Inspired by how humans reason over discrete objects and their relationships, we explore whether compact object-centric and object-relation representations can form a foundation for multitask robotic manipulation. Most existing robotic multitask models rely on dense embeddings that entangle both object and background cues, raising concerns about both efficiency and interpretability. In contrast, we study object-relation-centric representations as a pathway to more structured, efficient, and explainable visuomotor control. Our contributions are two-fold. First, we introduce LIBERO+, a fine-grained benchmark dataset designed to enable and evaluate object-relation reasoning in robotic manipulation. Unlike prior datasets, LIBERO+ provides object-centric annotations that enrich demonstrations with box- and mask-level labels as well as instance-level temporal tracking, supporting compact and interpretable visuomotor representations.
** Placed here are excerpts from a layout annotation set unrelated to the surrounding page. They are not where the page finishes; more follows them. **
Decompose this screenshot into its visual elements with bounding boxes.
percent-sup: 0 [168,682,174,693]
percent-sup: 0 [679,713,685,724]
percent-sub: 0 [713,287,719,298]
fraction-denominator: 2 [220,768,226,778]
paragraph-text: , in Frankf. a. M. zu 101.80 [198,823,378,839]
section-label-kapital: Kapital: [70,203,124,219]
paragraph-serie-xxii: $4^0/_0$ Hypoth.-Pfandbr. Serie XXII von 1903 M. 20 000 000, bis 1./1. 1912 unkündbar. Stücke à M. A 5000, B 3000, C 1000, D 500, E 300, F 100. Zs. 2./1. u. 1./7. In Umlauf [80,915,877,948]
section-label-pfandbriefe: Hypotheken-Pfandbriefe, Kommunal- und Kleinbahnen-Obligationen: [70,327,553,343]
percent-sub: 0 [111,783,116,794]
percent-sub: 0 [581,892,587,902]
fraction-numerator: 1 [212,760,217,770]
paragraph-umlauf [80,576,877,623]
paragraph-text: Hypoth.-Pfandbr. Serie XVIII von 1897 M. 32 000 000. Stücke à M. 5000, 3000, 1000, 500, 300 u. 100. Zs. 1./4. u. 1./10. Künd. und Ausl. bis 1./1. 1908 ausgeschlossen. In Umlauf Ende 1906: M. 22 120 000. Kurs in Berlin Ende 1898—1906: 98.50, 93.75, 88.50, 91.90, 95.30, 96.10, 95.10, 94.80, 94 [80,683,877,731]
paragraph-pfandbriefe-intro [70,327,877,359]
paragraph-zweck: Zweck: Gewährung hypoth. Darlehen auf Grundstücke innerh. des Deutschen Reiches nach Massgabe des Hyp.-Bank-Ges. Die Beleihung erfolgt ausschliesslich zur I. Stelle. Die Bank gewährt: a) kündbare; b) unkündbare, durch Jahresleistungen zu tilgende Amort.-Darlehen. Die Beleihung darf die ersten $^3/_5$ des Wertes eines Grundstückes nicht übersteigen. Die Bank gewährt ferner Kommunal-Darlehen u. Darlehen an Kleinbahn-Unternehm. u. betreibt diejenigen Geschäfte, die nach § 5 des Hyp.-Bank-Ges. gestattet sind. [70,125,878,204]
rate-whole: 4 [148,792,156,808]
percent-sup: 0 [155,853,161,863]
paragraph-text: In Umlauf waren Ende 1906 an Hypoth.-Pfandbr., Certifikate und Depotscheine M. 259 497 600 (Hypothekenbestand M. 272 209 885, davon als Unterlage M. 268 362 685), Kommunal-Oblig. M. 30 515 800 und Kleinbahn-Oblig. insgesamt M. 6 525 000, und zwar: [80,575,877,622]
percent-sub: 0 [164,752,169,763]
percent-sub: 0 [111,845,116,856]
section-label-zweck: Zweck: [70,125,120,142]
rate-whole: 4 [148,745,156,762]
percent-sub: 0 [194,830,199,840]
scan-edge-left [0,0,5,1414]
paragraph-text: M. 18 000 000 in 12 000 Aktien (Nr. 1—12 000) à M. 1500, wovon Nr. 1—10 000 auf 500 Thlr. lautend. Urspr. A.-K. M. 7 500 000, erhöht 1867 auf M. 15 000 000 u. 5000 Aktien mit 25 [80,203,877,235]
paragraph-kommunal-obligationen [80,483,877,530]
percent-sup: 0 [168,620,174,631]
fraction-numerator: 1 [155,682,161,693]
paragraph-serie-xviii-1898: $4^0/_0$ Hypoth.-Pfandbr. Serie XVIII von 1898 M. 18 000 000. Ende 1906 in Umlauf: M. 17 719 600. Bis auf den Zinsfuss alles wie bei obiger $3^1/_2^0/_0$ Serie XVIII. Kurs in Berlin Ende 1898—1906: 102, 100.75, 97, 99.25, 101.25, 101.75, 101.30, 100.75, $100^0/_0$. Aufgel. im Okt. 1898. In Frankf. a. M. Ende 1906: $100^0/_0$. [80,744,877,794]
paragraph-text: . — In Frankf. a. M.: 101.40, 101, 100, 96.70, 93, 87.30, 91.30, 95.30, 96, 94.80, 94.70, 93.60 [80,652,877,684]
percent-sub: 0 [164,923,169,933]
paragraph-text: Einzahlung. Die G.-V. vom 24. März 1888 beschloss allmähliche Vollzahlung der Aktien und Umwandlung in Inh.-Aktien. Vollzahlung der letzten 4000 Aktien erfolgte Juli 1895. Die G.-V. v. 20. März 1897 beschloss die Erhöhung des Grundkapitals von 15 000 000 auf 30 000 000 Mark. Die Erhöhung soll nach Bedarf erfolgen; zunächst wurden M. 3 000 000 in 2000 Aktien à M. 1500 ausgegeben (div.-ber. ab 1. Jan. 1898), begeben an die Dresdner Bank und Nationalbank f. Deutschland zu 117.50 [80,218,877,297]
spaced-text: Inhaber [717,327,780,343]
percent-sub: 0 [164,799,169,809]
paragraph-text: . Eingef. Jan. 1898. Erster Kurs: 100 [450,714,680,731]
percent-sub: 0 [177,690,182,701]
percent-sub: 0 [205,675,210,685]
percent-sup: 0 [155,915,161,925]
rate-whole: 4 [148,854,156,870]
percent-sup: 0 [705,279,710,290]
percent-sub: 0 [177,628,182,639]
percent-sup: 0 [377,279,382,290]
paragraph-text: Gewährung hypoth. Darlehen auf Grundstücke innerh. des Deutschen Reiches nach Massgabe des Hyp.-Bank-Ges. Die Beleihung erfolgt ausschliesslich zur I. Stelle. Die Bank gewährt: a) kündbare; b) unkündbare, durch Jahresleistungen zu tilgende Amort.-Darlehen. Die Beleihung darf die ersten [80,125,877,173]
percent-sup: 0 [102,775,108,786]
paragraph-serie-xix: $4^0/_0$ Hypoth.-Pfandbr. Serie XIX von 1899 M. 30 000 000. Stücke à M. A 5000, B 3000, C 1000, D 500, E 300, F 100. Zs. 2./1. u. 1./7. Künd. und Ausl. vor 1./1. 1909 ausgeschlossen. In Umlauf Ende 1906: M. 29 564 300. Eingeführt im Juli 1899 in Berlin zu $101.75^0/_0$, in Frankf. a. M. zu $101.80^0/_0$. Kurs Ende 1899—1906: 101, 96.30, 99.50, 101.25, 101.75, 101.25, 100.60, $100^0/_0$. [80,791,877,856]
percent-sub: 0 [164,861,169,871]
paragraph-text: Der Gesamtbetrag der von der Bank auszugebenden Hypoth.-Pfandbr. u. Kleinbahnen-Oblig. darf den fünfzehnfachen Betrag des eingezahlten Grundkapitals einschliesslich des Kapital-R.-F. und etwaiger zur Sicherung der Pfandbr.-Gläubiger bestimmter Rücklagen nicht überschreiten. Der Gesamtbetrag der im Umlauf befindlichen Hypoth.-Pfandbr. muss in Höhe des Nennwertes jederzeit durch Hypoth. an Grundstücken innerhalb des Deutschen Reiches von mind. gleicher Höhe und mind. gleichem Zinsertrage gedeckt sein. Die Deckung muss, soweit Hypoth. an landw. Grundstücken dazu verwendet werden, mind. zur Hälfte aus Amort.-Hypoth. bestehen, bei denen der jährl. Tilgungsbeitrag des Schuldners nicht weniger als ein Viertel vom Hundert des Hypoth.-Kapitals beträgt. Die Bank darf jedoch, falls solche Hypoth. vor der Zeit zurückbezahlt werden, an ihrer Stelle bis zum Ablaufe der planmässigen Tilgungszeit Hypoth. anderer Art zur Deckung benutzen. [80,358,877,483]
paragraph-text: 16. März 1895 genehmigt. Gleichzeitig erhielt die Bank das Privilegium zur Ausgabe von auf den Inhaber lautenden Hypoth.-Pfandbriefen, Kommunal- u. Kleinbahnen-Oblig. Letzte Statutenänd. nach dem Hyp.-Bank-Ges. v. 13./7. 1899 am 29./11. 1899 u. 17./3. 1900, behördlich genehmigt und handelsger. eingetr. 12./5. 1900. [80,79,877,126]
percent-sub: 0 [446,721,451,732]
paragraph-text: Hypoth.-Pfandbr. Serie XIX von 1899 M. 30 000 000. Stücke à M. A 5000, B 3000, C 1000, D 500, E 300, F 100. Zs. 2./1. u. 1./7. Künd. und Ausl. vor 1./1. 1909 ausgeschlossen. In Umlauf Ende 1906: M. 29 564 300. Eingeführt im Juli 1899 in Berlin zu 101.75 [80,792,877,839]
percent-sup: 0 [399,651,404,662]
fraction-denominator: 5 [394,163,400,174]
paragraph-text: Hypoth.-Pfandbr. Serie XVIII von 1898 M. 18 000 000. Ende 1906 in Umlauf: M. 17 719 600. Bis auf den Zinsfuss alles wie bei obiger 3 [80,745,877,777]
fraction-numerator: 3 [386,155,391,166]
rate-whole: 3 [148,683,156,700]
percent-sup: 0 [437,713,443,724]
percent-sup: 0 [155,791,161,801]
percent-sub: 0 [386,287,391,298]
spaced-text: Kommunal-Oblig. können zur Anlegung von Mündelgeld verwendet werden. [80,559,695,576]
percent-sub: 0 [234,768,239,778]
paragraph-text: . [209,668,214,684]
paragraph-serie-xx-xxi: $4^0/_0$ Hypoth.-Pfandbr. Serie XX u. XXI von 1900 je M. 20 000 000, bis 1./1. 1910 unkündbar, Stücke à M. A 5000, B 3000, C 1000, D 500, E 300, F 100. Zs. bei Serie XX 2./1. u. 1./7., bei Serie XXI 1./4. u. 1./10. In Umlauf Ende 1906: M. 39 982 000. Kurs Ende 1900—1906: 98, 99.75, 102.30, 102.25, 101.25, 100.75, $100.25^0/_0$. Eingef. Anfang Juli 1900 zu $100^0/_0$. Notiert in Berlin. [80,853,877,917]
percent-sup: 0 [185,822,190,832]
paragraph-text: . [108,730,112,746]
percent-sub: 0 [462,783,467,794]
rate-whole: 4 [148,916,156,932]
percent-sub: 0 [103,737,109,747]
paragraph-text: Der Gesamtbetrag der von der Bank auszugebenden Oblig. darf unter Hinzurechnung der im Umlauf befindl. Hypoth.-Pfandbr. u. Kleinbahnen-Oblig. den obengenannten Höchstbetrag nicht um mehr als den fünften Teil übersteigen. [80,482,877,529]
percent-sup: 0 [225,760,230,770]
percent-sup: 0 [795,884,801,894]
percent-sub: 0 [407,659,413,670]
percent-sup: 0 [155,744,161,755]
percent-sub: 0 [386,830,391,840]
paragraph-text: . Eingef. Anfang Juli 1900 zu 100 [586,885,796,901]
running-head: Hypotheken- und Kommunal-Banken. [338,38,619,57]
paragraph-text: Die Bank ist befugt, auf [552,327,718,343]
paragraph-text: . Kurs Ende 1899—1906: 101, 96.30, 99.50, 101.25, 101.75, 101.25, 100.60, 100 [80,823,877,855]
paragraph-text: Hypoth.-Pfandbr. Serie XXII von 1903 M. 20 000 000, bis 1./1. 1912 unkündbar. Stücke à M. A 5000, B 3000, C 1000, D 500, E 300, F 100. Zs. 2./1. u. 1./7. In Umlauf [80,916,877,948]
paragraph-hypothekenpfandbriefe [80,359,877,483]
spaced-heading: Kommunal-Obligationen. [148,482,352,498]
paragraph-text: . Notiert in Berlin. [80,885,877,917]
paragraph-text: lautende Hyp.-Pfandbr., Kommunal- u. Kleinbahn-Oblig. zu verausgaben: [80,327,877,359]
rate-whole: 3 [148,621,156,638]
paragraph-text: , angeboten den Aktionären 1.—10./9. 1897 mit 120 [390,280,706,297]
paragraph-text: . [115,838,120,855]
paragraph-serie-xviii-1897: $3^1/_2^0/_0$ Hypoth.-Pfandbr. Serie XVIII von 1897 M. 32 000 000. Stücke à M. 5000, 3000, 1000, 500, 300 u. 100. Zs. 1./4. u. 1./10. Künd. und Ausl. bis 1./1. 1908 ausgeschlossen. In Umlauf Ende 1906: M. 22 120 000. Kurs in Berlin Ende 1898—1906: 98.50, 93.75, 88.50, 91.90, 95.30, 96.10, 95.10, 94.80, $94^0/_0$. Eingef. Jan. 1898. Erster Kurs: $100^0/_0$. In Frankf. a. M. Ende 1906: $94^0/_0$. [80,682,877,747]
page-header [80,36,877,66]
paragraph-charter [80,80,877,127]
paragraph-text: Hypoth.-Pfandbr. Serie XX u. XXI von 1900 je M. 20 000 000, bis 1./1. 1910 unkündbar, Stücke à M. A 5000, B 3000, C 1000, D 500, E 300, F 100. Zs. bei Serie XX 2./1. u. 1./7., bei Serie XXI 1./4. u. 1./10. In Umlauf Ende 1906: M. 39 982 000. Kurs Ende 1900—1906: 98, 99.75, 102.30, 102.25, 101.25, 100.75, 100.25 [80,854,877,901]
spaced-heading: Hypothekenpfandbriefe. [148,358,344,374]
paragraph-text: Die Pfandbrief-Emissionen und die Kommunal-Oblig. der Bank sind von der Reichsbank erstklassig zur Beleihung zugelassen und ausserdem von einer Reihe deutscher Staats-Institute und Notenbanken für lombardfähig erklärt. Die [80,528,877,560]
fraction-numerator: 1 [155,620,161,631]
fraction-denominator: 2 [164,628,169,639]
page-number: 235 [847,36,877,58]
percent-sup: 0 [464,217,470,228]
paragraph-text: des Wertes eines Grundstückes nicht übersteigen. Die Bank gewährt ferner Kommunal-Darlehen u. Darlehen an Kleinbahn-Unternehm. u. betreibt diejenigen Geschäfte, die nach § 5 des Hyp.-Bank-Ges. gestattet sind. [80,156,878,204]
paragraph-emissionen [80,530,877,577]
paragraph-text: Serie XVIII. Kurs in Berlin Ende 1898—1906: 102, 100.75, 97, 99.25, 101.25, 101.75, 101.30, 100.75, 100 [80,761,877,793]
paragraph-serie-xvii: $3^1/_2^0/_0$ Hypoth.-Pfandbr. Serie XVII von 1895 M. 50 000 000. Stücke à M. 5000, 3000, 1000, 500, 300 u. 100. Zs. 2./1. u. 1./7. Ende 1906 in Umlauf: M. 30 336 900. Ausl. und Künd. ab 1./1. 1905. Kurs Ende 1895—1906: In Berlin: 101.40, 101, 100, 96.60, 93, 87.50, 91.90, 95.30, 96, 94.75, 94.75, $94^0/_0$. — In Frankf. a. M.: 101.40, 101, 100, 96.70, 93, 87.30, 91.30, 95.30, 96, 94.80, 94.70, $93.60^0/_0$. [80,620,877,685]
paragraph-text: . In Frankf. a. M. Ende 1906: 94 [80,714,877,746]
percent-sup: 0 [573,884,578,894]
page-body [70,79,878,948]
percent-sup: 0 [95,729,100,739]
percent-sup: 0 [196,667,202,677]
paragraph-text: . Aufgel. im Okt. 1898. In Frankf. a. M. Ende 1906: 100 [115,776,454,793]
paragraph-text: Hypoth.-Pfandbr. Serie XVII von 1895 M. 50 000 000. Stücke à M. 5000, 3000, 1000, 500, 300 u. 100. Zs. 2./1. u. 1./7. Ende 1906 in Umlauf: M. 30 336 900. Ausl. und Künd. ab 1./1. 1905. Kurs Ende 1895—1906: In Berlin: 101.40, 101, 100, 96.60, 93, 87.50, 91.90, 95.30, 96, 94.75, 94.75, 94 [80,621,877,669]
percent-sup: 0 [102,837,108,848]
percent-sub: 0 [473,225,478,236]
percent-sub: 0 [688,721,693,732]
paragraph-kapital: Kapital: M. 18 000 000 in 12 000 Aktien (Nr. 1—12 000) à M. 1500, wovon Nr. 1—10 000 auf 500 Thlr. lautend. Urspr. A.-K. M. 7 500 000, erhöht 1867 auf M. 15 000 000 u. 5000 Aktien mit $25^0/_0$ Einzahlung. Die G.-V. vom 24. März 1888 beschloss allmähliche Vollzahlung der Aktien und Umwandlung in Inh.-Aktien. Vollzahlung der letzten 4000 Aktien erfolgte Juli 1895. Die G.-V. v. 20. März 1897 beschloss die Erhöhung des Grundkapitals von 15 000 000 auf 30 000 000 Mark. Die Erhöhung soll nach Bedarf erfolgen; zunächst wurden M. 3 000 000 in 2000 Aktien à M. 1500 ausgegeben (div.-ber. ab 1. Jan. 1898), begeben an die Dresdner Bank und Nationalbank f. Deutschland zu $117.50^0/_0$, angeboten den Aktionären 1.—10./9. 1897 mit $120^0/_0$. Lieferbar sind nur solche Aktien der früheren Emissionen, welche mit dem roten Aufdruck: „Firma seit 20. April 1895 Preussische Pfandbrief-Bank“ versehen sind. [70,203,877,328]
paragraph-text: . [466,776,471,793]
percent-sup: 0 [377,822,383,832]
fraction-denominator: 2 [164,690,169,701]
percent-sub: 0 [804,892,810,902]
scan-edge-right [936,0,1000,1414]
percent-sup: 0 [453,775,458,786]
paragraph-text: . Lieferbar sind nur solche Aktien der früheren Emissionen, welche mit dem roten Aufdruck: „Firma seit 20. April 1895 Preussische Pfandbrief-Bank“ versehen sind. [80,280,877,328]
Second, we propose SlotVLA, a slot-attention-based framework that captures both objects and their relations for action decoding. It uses a slot-based visual tokenizer to maintain consistent temporal object representations, a relation-centric decoder to produce task-relevant embeddings, and an LLM-driven module that translates these embeddings into executable actions. Experiments on LIBERO+ demonstrate that object-centric slot and object-relation slot representations drastically reduce the number of required visual tokens, while providing competitive generalization. Together, LIBERO+ and SlotVLA provide a compact, interpretable, and effective foundation for advancing object-relation-centric robotic manipulation.

Paper Structure

This paper contains 22 sections, 13 equations, 5 figures, 5 tables.

Figures (5)

  • Figure 1: Comparison of visuomotor tokenization strategies. (a) Dense tokenizers generate hundreds of tokens across the scene, leading to computationally costly representations. (b) Object-centric tokenizer yields $N_K$ tokens, each representing an object. (c) Our object–relation-centric tokenizer yields $N_S$ object tokens and $N_R$ relation tokens, producing structured and efficient representations. Plot (2) shows that our method achieves higher success rates with fewer tokens compared to baselines on LIBERO-Goal.
  • Figure 2: Overview of the LIBERO+ dataset.
  • Figure 3: Overall framework of our proposed model. Stage-1 trains the Task-aware Object-Centric Encoder with slot attention and task-aware filtering. Stage-2 freezes Stage-1 parameters and introduces the Relation-Centric Encoder, enabling relational reasoning for final action decoding.
  • Figure 4: Slot decomposition result. Task query: "Put the bowl on the stove". Task-relevant slots correctly bind to objects, while irrelevant slots scatter.
  • Figure 5: Trajectory demonstration in simulation from exocentric views. Task query: "Put the bowl on the stove".